Eliminating barriers, promoting access
Multi-year funding and capacity-building support means more high-quality programs for youth and families—especially in under-invested communities.
- The Bellevue Collaborative provides scholarships to childcare and out-of-school time programs and subsidized ORCA cards for families.
- Life Enrichment Group offers programming within a school building, increasing the ability for youth to participate.
- Kandelia utilized funding to provide transportation to and from programming.
- Walk Away City Collaborative and Kent Youth and Family Services provided stipends to promote youth engagement and support whole families.
New, dynamic youth programming in primarily high-poverty areas:
- The Highlands Collaborative in the Renton Highlands
- Urban Family and Somali Youth and Family Club in Skyway
- Walk Away City Collaborative in Tukwila
- Empowering Youth and Families Outreach and WAPI Community Services in Federal Way
Diverse programming options and seamless delivery
Partners in Place-Based Collaboratives offer an abundance of opportunities and work together to develop shared practices so that youth experience consistent, high-quality programs.
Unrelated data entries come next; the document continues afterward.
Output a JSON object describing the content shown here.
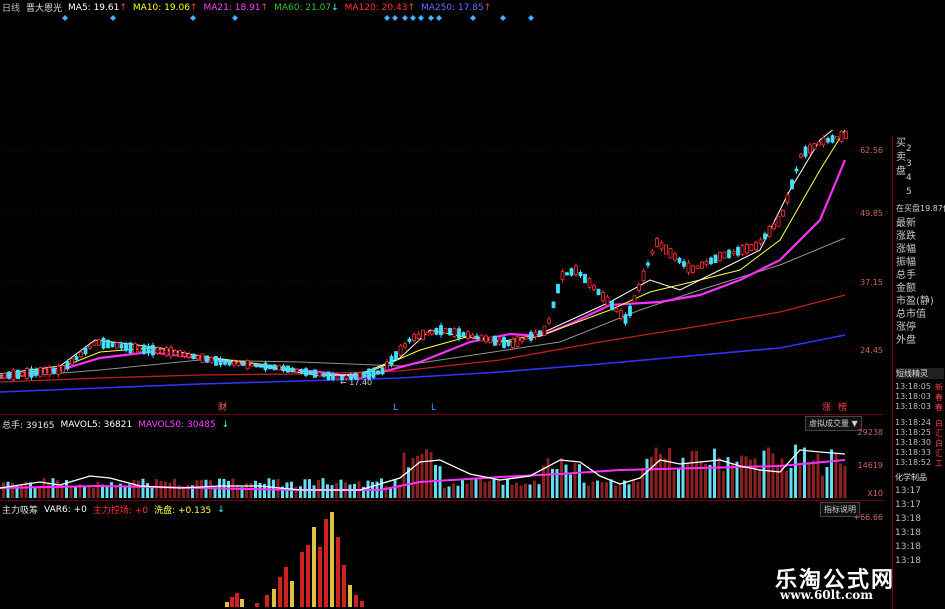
{
  "header": {
    "period": "日线",
    "stock_name": "晋大恩光",
    "ma": [
      {
        "label": "MA5: 19.61",
        "arrow": "↑",
        "color": "#ffffff"
      },
      {
        "label": "MA10: 19.06",
        "arrow": "↑",
        "color": "#ffff00"
      },
      {
        "label": "MA21: 18.91",
        "arrow": "↑",
        "color": "#ff00ff"
      },
      {
        "label": "MA60: 21.07",
        "arrow": "↓",
        "color": "#00c000"
      },
      {
        "label": "MA120: 20.43",
        "arrow": "↑",
        "color": "#ff3030"
      },
      {
        "label": "MA250: 17.85",
        "arrow": "↑",
        "color": "#6060ff"
      }
    ],
    "signal_diamond": "◆"
  },
  "price_axis": [
    "62.56",
    "49.85",
    "37.15",
    "24.45"
  ],
  "price_markers": {
    "low_label": "← 17.40",
    "events": [
      "财",
      "L",
      "L"
    ],
    "event_right_1": "涨",
    "event_right_2": "榜"
  },
  "volume_panel": {
    "total": "总手: 39165",
    "mavol5": "MAVOL5: 36821",
    "mavol50": "MAVOL50: 30485",
    "arrow": "↓",
    "dropdown": "虚拟成交量 ▼",
    "axis": [
      "29238",
      "14619",
      "X10"
    ]
  },
  "indicator_panel": {
    "title": "主力吸筹",
    "var6": "VAR6: +0",
    "main_ctrl": "主力控场: +0",
    "wash": "洗盘: +0.135",
    "arrow": "↓",
    "button": "指标说明",
    "axis_top": "+66.66"
  },
  "right_panel": {
    "book": [
      "买",
      "卖",
      "盘"
    ],
    "numbers": [
      "2",
      "3",
      "4",
      "5"
    ],
    "in_buy": "在买盘19.87位",
    "fields": [
      "最新",
      "涨跌",
      "涨幅",
      "振幅",
      "总手",
      "金额",
      "市盈(静)",
      "总市值",
      "涨停",
      "外盘"
    ],
    "tab": "短线精灵",
    "times": [
      "13:18:05",
      "13:18:03",
      "13:18:03",
      "13:18:24",
      "13:18:25",
      "13:18:30",
      "13:18:33",
      "13:18:52"
    ],
    "tags": [
      "新",
      "春",
      "春",
      "白",
      "汇",
      "白",
      "汇",
      "工"
    ],
    "sector": "化学制品",
    "times2": [
      "13:17",
      "13:17",
      "13:18",
      "13:18",
      "13:18",
      "13:18"
    ]
  },
  "watermark": {
    "name": "乐淘公式网",
    "url": "www.60lt.com"
  },
  "chart_data": {
    "type": "candlestick",
    "title": "晋大恩光",
    "price_ticks": [
      24.45,
      37.15,
      49.85,
      62.56
    ],
    "note": "price visually ~17 to ~65 across ~200 daily bars; volume bars and MAVOL lines below",
    "volume_ticks": [
      14619,
      29238
    ]
  }
}
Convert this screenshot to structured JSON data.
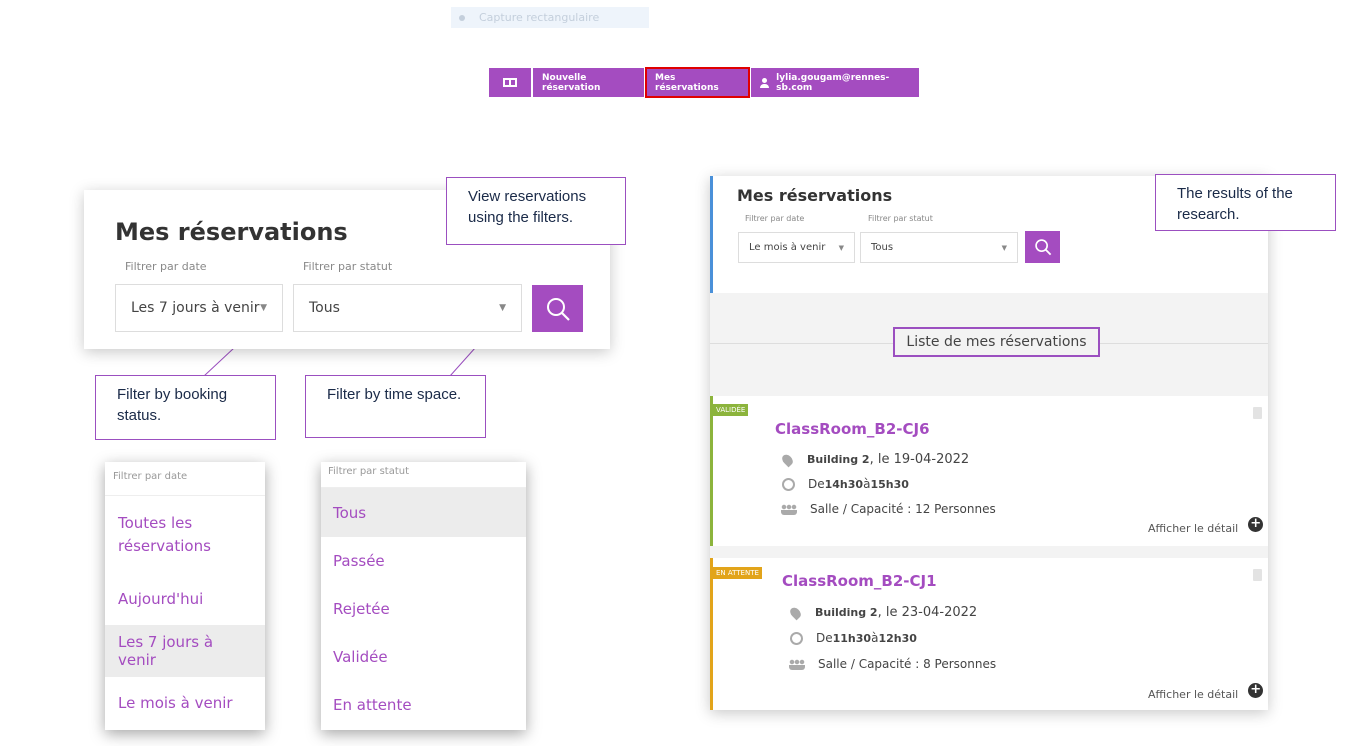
{
  "snip": {
    "label": "Capture rectangulaire"
  },
  "nav": {
    "new_booking": "Nouvelle réservation",
    "my_bookings": "Mes réservations",
    "user_email": "lylia.gougam@rennes-sb.com"
  },
  "filter_panel": {
    "title": "Mes réservations",
    "date_label": "Filtrer par date",
    "status_label": "Filtrer par statut",
    "date_value": "Les 7 jours à venir",
    "status_value": "Tous"
  },
  "notes": {
    "view": "View reservations using the filters.",
    "booking_status": "Filter by booking status.",
    "time_space": "Filter by time space.",
    "results": "The results of the research."
  },
  "date_dropdown": {
    "header": "Filtrer par date",
    "options": [
      "Toutes les réservations",
      "Aujourd'hui",
      "Les 7 jours à venir",
      "Le mois à venir"
    ],
    "selected": "Les 7 jours à venir"
  },
  "status_dropdown": {
    "header": "Filtrer par statut",
    "options": [
      "Tous",
      "Passée",
      "Rejetée",
      "Validée",
      "En attente"
    ],
    "selected": "Tous"
  },
  "results_panel": {
    "title": "Mes réservations",
    "date_label": "Filtrer par date",
    "status_label": "Filtrer par statut",
    "date_value": "Le mois à venir",
    "status_value": "Tous",
    "list_title": "Liste de mes réservations",
    "detail_link": "Afficher le détail",
    "reservations": [
      {
        "status": "VALIDÉE",
        "status_color": "#8cb43c",
        "room": "ClassRoom_B2-CJ6",
        "building": "Building 2",
        "date_text": ", le 19-04-2022",
        "from_word": "De ",
        "start": "14h30",
        "to_word": " à ",
        "end": "15h30",
        "capacity": "Salle / Capacité : 12 Personnes"
      },
      {
        "status": "EN ATTENTE",
        "status_color": "#e2a41a",
        "room": "ClassRoom_B2-CJ1",
        "building": "Building 2",
        "date_text": ", le 23-04-2022",
        "from_word": "De ",
        "start": "11h30",
        "to_word": " à ",
        "end": "12h30",
        "capacity": "Salle / Capacité : 8 Personnes"
      }
    ]
  },
  "colors": {
    "accent": "#a44cc0",
    "active_outline": "#e00000"
  }
}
- The Highlands Neighborhood Center in Renton is home to the STREAM Team where kids participate in STEM learning with Techbridge Girls, environmental education with the Environmental Science Center, Spanish-language education and cultural enrichment with Centro Rendu, and academic and recreation programs with the City of Renton.
- Youth in the Alcove, Arbor Heights, Windsor Heights, and Woodridge Park housing communities participate in the New Futures program of Southwest Youth and Family Services. In partnership with Arts Corps and Geeking Out Kids of Color, they deliver STEM education, arts education, and academic and social-emotional support.